Spouse and I can happily yap away to each other for long enough and then there is always Radio 4 and then a whole bunch of CD's to listen to, as I forgot to get a talking book from the library prior to our departure. But everything happens for a reason dear reader and the reason was that I now had thinking time. Recently I have been constructing a new romantic comedy - in my head and on scrappy bits of paper - I know, the organisation is impressive - and one of my characters in this book is a writer. How's that for originality in a writer, eh? In my plot he sometimes discusses his plot with his lady friend. So ... you can see where I'm heading with this - I need a plot within a plot to discuss. Shades of Hamlet here, although sadly, I am no Shakespeare.
What a lovely journey I had down to Hampshire. My writer character is a crime writer, so I have created a detective and a crime, in fact a series of crimes for him and his team to solve. My detective is delicious, so much so that I think I am a little in love with him myself, although best not communicate this fact to Spouse, he may not be too impressed.

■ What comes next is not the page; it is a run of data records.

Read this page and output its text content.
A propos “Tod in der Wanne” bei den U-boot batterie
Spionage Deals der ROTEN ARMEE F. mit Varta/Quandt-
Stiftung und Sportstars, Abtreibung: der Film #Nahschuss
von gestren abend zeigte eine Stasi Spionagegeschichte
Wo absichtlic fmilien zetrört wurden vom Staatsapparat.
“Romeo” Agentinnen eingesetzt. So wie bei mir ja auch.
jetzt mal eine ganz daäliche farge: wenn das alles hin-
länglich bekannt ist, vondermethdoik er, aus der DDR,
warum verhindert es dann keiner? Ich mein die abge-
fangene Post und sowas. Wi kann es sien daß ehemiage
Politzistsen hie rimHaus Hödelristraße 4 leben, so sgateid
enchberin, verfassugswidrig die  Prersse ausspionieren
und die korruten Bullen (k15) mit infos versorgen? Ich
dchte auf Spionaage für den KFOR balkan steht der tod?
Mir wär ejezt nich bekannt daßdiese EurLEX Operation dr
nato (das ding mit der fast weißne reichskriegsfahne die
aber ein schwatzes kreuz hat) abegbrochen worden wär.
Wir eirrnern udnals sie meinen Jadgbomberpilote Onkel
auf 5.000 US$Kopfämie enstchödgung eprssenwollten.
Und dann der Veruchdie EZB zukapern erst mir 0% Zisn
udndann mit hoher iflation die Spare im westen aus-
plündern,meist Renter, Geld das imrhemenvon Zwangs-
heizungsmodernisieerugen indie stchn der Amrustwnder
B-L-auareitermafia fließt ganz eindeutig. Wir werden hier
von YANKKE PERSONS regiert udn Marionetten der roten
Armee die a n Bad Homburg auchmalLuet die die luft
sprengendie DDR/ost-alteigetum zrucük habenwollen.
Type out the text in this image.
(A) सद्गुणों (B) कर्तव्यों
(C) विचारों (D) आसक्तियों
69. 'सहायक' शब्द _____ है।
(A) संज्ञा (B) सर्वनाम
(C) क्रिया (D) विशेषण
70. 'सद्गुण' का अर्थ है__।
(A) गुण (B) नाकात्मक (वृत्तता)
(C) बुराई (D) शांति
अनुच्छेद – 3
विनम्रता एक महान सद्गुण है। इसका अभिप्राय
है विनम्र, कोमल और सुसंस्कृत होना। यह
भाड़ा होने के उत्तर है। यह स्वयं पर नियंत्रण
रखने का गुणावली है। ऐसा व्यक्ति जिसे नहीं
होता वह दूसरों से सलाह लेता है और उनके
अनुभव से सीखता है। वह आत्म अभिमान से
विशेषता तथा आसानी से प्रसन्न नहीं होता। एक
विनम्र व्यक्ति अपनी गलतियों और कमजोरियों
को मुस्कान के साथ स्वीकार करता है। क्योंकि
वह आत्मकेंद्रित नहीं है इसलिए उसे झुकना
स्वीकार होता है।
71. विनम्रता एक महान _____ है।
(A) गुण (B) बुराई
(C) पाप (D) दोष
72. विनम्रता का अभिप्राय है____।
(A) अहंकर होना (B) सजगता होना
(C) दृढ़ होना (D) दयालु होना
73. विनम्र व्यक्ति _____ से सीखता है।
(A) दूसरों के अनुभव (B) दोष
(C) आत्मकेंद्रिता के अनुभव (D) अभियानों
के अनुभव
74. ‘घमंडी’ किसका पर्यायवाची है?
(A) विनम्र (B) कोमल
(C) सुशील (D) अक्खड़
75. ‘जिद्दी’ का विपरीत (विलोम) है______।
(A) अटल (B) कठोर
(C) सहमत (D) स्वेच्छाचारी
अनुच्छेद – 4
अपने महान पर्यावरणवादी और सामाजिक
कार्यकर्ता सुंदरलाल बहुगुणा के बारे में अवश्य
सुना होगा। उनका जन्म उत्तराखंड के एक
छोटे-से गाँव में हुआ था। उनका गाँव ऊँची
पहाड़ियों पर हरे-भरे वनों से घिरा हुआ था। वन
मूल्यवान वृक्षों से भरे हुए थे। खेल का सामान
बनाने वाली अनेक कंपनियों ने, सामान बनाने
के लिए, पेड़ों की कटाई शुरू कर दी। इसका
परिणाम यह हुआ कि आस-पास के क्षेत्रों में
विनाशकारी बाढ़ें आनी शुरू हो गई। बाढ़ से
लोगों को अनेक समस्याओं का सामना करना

The homeward journey was equally interesting, although a little alarming for poor Spouse. He nearly drove into a tree when I asked out of nowhere, 'could a woman have the strength to garrote a man?' No need to take it personally dear Spouse, I was only asking. Writing romantic comedy as I do, I am not generally called upon to delve into the depths of human depravity, but my plot within a plot is taking shape that way and I have to confess dear reader, that I am really enjoying it.
Spouse however, is not enjoying this new experience. There is much talk of violence, guns, knives and murders and many a wary look is cast my way. In fact, I think Spouse is giving me a wide berth altogether. I can separate fact from fiction in my life, but I have to admit it's quite fun to drop the odd snippet about my murderer into our conversations - especially as it's a woman. Funnily enough, I don't think he's sleeping too well either - possibly with one eye and ear cocked - just in case ...
It's just as well we are staying home for most of the summer. I don't thinks Spouse's nerves could stand it if there was another long trip in the offing. Not yet there isn't, but there is talk of visiting Australia - what a trip that would be for thinking time. Excuse me, I must go and check my passport.